Tre salti, tiro e gol: talenti in «erba» per la pallamano

A che servirà quella rete che stanno montando? Dev’essere un nuovo gioco, forse la pallavolo praticata solo su una metà del campo o il calcio che si fa con le mani. I bambini si fiondano, incuriositi dalla novità. Chi guarda le palle tutte di dimensioni diverse, chi i birilli colorati che delimitano l’area. Basta un invito e sono tutti lì, quella cosa si chiama pallamano e da qualche anno la Leonessa Brescia ha deciso di fare il passo inverso. Invece di aspettare i ragazzi in palestra, va a cercarli nelle scuole (quando si poteva) o nei parchi.
Stavolta in quello di via Caduti del lavoro c’è una maestra d’eccezione, Zoraima Torriani, capitano della squadra di A2, aiutata da Angiolino Rodelli, risorsa preziosa della società e che per anni è stato fiduciario provinciale della Federazione.
I due issano in fretta la porta e invitano i ragazzini ai primi tiri. C’è chi d’istinto afferra la palla e la butta dentro da un metro. «No, ragazzi - spiega con pazienza l’istruttrice -, non si può superare l’area del portiere». Altro trucco da imparare presto, fare tre salti prima di tirare: «sinistro, destro, sinistro e fai meno fatica». E, infatti, il primo che apprende la lezione gonfia la rete.

Le basi. Come premio... vai in porta, così si alternano tutti. E perché quelle sfere tutte diverse l’una dall’altra? «La presa della pallina - spiega Zoraima - è il gesto tecnico da imparare per primo, i ragazzini di 5 anni hanno una mano piccola e per loro ci vuole una palla appropriata». I gol scatenano entusiasmo e allora arrivano altri bambini. Ce n’è una con la maglia di Cristiano Ronaldo che giocava a calcio sull’altro lato del parco. Si butta nella mischia anche lei. Timidissimo, fa capolino Stefano, 5 anni, gli occhi spalancati su quello spettacolo nuovo e bellissimo. Dai, vieni anche tu.

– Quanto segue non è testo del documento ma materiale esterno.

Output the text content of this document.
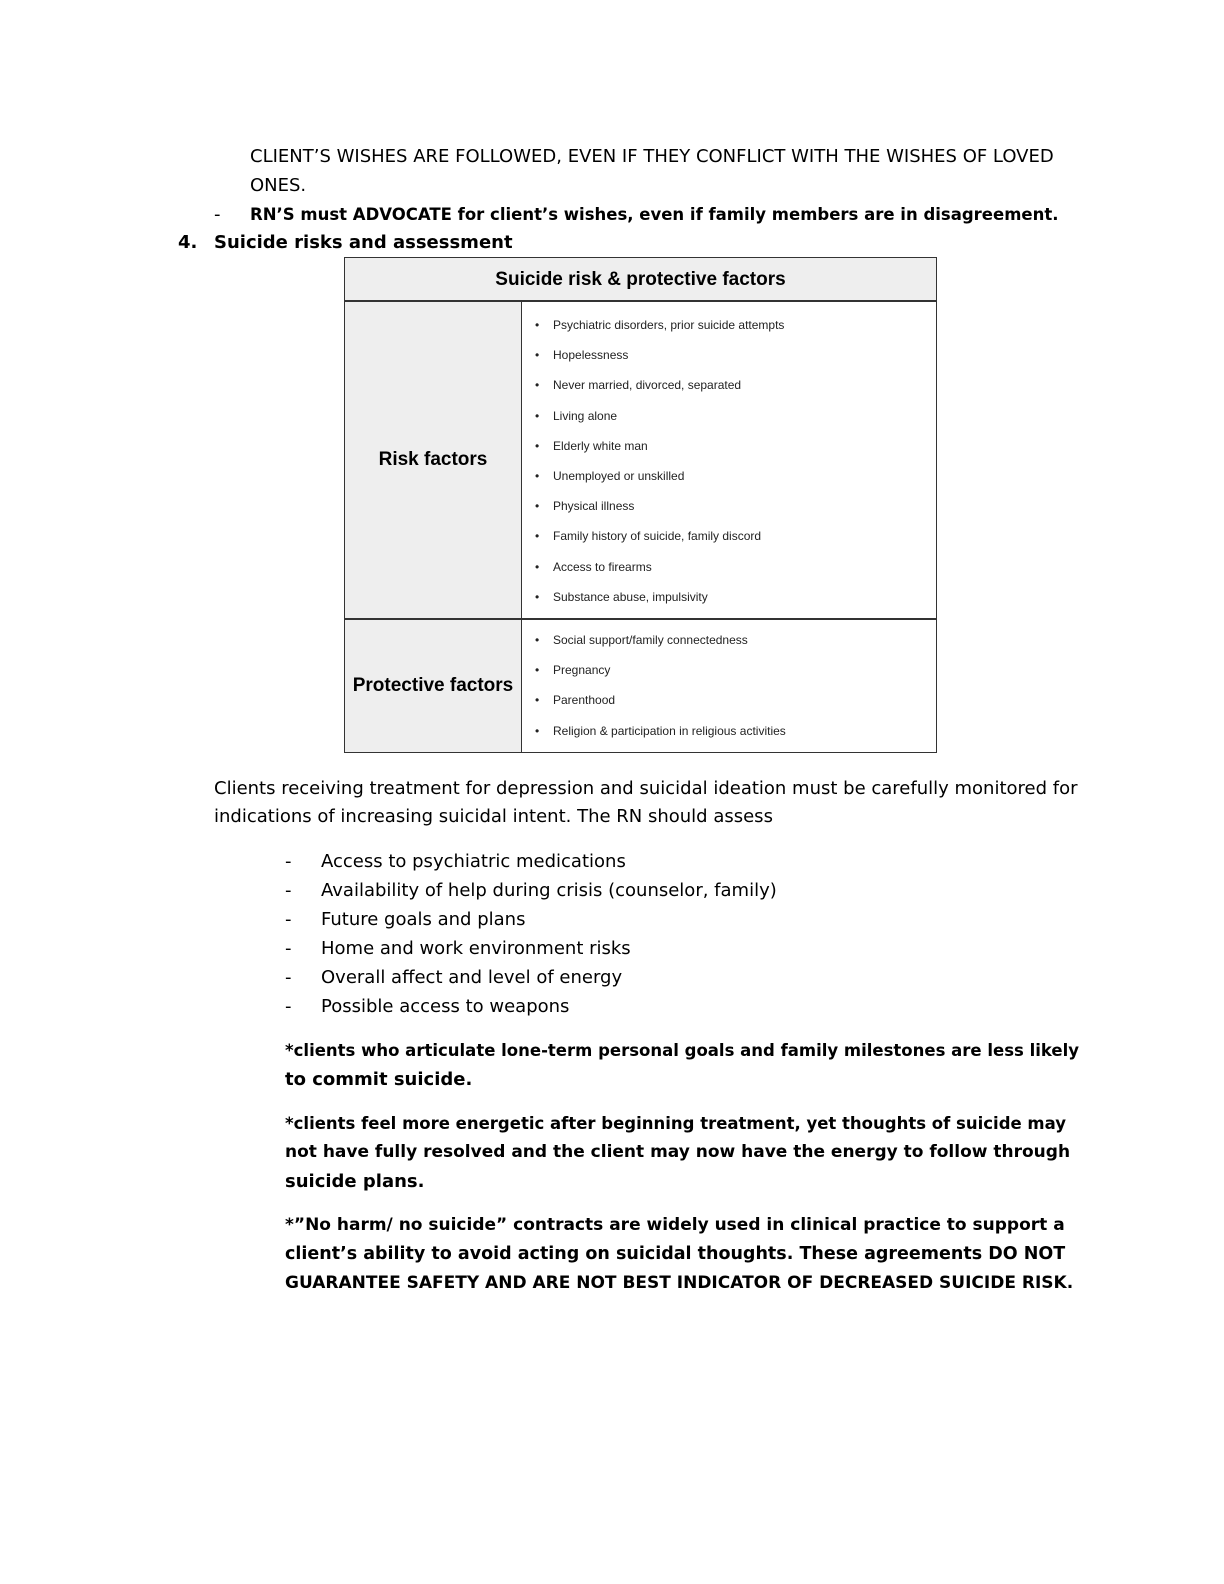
CLIENT’S WISHES ARE FOLLOWED, EVEN IF THEY CONFLICT WITH THE WISHES OF LOVED
ONES.
- RN’S must ADVOCATE for client’s wishes, even if family members are in disagreement.
4. Suicide risks and assessment
Suicide risk & protective factors
Risk factors
• Psychiatric disorders, prior suicide attempts
• Hopelessness
• Never married, divorced, separated
• Living alone
• Elderly white man
• Unemployed or unskilled
• Physical illness
• Family history of suicide, family discord
• Access to firearms
• Substance abuse, impulsivity
Protective factors
• Social support/family connectedness
• Pregnancy
• Parenthood
• Religion & participation in religious activities
Clients receiving treatment for depression and suicidal ideation must be carefully monitored for
indications of increasing suicidal intent. The RN should assess
- Access to psychiatric medications
- Availability of help during crisis (counselor, family)
- Future goals and plans
- Home and work environment risks
- Overall affect and level of energy
- Possible access to weapons
*clients who articulate lone-term personal goals and family milestones are less likely
to commit suicide.
*clients feel more energetic after beginning treatment, yet thoughts of suicide may
not have fully resolved and the client may now have the energy to follow through
suicide plans.
*”No harm/ no suicide” contracts are widely used in clinical practice to support a
client’s ability to avoid acting on suicidal thoughts. These agreements DO NOT
GUARANTEE SAFETY AND ARE NOT BEST INDICATOR OF DECREASED SUICIDE RISK.
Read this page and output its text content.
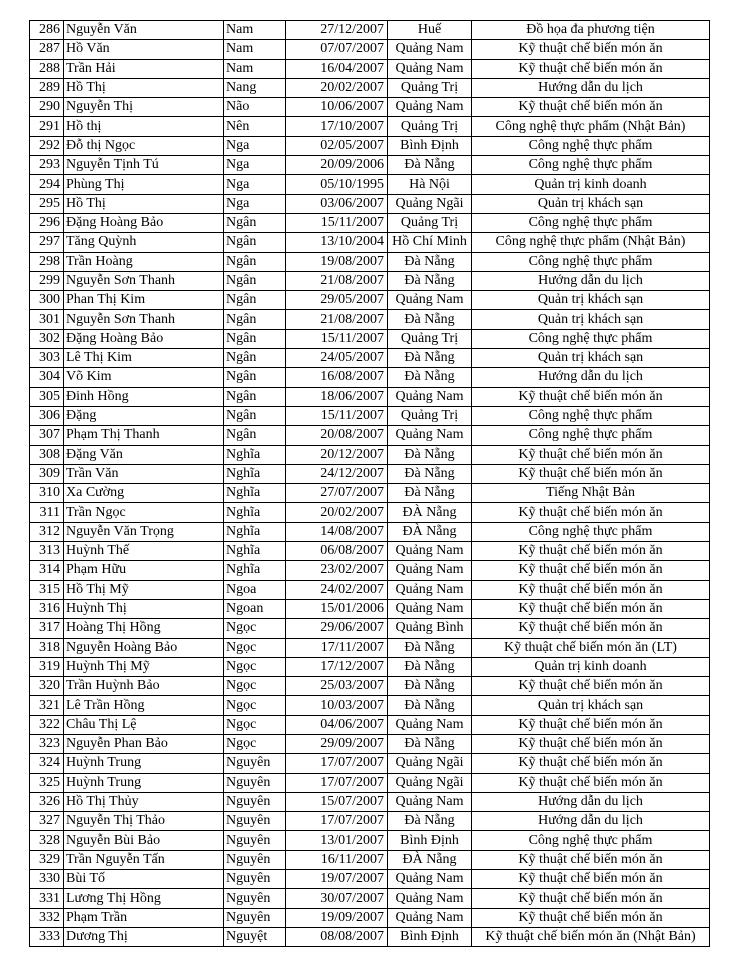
286	Nguyễn Văn	Nam	27/12/2007	Huế	Đồ họa đa phương tiện
287	Hồ Văn	Nam	07/07/2007	Quảng Nam	Kỹ thuật chế biến món ăn
288	Trần Hải	Nam	16/04/2007	Quảng Nam	Kỹ thuật chế biến món ăn
289	Hồ Thị	Nang	20/02/2007	Quảng Trị	Hướng dẫn du lịch
290	Nguyễn Thị	Não	10/06/2007	Quảng Nam	Kỹ thuật chế biến món ăn
291	Hồ thị	Nên	17/10/2007	Quảng Trị	Công nghệ thực phẩm (Nhật Bản)
292	Đỗ thị Ngọc	Nga	02/05/2007	Bình Định	Công nghệ thực phẩm
293	Nguyễn Tịnh Tú	Nga	20/09/2006	Đà Nẵng	Công nghệ thực phẩm
294	Phùng Thị	Nga	05/10/1995	Hà Nội	Quản trị kinh doanh
295	Hồ Thị	Nga	03/06/2007	Quảng Ngãi	Quản trị khách sạn
296	Đặng Hoàng Bảo	Ngân	15/11/2007	Quảng Trị	Công nghệ thực phẩm
297	Tăng Quỳnh	Ngân	13/10/2004	Hồ Chí Minh	Công nghệ thực phẩm (Nhật Bản)
298	Trần Hoàng	Ngân	19/08/2007	Đà Nẵng	Công nghệ thực phẩm
299	Nguyễn Sơn Thanh	Ngân	21/08/2007	Đà Nẵng	Hướng dẫn du lịch
300	Phan Thị Kim	Ngân	29/05/2007	Quảng Nam	Quản trị khách sạn
301	Nguyễn Sơn Thanh	Ngân	21/08/2007	Đà Nẵng	Quản trị khách sạn
302	Đặng Hoàng Bảo	Ngân	15/11/2007	Quảng Trị	Công nghệ thực phẩm
303	Lê Thị Kim	Ngân	24/05/2007	Đà Nẵng	Quản trị khách sạn
304	Võ Kim	Ngân	16/08/2007	Đà Nẵng	Hướng dẫn du lịch
305	Đinh Hồng	Ngân	18/06/2007	Quảng Nam	Kỹ thuật chế biến món ăn
306	Đặng	Ngân	15/11/2007	Quảng Trị	Công nghệ thực phẩm
307	Phạm Thị Thanh	Ngân	20/08/2007	Quảng Nam	Công nghệ thực phẩm
308	Đặng Văn	Nghĩa	20/12/2007	Đà Nẵng	Kỹ thuật chế biến món ăn
309	Trần Văn	Nghĩa	24/12/2007	Đà Nẵng	Kỹ thuật chế biến món ăn
310	Xa Cường	Nghĩa	27/07/2007	Đà Nẵng	Tiếng Nhật Bản
311	Trần Ngọc	Nghĩa	20/02/2007	ĐÀ Nẵng	Kỹ thuật chế biến món ăn
312	Nguyễn Văn Trọng	Nghĩa	14/08/2007	ĐÀ Nẵng	Công nghệ thực phẩm
313	Huỳnh Thế	Nghĩa	06/08/2007	Quảng Nam	Kỹ thuật chế biến món ăn
314	Phạm Hữu	Nghĩa	23/02/2007	Quảng Nam	Kỹ thuật chế biến món ăn
315	Hồ Thị Mỹ	Ngoa	24/02/2007	Quảng Nam	Kỹ thuật chế biến món ăn
316	Huỳnh Thị	Ngoan	15/01/2006	Quảng Nam	Kỹ thuật chế biến món ăn
317	Hoàng Thị Hồng	Ngọc	29/06/2007	Quảng Bình	Kỹ thuật chế biến món ăn
318	Nguyễn Hoàng Bảo	Ngọc	17/11/2007	Đà Nẵng	Kỹ thuật chế biến món ăn (LT)
319	Huỳnh Thị Mỹ	Ngọc	17/12/2007	Đà Nẵng	Quản trị kinh doanh
320	Trần Huỳnh Bảo	Ngọc	25/03/2007	Đà Nẵng	Kỹ thuật chế biến món ăn
321	Lê Trần Hồng	Ngọc	10/03/2007	Đà Nẵng	Quản trị khách sạn
322	Châu Thị Lệ	Ngọc	04/06/2007	Quảng Nam	Kỹ thuật chế biến món ăn
323	Nguyễn Phan Bảo	Ngọc	29/09/2007	Đà Nẵng	Kỹ thuật chế biến món ăn
324	Huỳnh Trung	Nguyên	17/07/2007	Quảng Ngãi	Kỹ thuật chế biến món ăn
325	Huỳnh Trung	Nguyên	17/07/2007	Quảng Ngãi	Kỹ thuật chế biến món ăn
326	Hồ Thị Thủy	Nguyên	15/07/2007	Quảng Nam	Hướng dẫn du lịch
327	Nguyễn Thị Thảo	Nguyên	17/07/2007	Đà Nẵng	Hướng dẫn du lịch
328	Nguyễn Bùi Bảo	Nguyên	13/01/2007	Bình Định	Công nghệ thực phẩm
329	Trần Nguyễn Tấn	Nguyên	16/11/2007	ĐÀ Nẵng	Kỹ thuật chế biến món ăn
330	Bùi Tố	Nguyên	19/07/2007	Quảng Nam	Kỹ thuật chế biến món ăn
331	Lương Thị Hồng	Nguyên	30/07/2007	Quảng Nam	Kỹ thuật chế biến món ăn
332	Phạm Trần	Nguyên	19/09/2007	Quảng Nam	Kỹ thuật chế biến món ăn
333	Dương Thị	Nguyệt	08/08/2007	Bình Định	Kỹ thuật chế biến món ăn (Nhật Bản)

Pionieri. La Torriani aumenta il grado di difficoltà. Si sdraia davanti all’area, per costringere gli allievi a quei tre, fondamentali, passi. Leggiadri e allegri, i ragazzini la scavalcano tutti. I tempi sono maturi per una partita, anche se di porta ce n’è solo una. Allora la squadra che segna dovrà tornare dietro una linea immaginaria per consentire all’altra di attaccare. È la legge più importante da apprendere: in questo sport segnare un gol è importante quanto difenderlo, tanto è vero che non hai nemmeno il tempo di festeggiarlo. Guarda caso, proprio Stefano va alla prima conclusione, ne esce un gran bel tiro, che però viene parato. «Non importa - lo incoraggia Zoraima -, vedrai che il prossimo entra». Ed è quello che succede. Una bimba dallo sguardo tenero, invece, è presto travolta dal furore agonistico che ormai ha contagiato i più grandi. Appena le danno la palla, la restituisce alla Torriani e se ne va. Fa niente, piccolina, sarà per un’altra volta.
Regole. Occhio, ci sono due che da quando la partita è cominciata continuano a beccarsi. Severa ma imparziale, l’arbitro Torriani lancia il primo avvertimento. «Non vi perdo di vista. Alla prossima che combinate, uscite». Ed è quello che succede al successivo contatto proibito, come avviene nei palazzetti: due minuti di punizione e poi si torna. «Ricreare le condizioni reali del gioco è fondamentale - sottolinea Zoraima -, il problema della pallamano è che pochi la conoscono e non va mai in tv. Il solo modo per divulgarla è mostrarla. E chi la prova, ne rimane conquistato». È successo anche stavolta, ormai di là più nessuno gioca a pallone, sono tutti sull’improvvisato campetto di handball dove l’agonismo è salito alle stelle.
«Zoraima, ha fatto 20 passi!», lamenta un giocatore dopo un gol subito, segnalando l’irregolarità commessa dall’avversario. Non si conta più il numero dei giocatori, c’è chi entra, chi esce, chi si è portato l’amico. Lo sappiamo tutti, fermare l’incanto di bambini che giocano è quasi impossibile, ci vuole il brontolio del vicino temporale a segnare la fine della partita. E allora ci si saluta, ma uno non se ne vuole proprio andare ed è proprio Stefano, che ha recuperato mamma, se l’è presa per mano e l’ha portata da Zoraima. Vuole sapere dove si pratica questo sport, viene subito accontentato. Ciao campioncino, aspettiamo di vederti presto al San Filippo.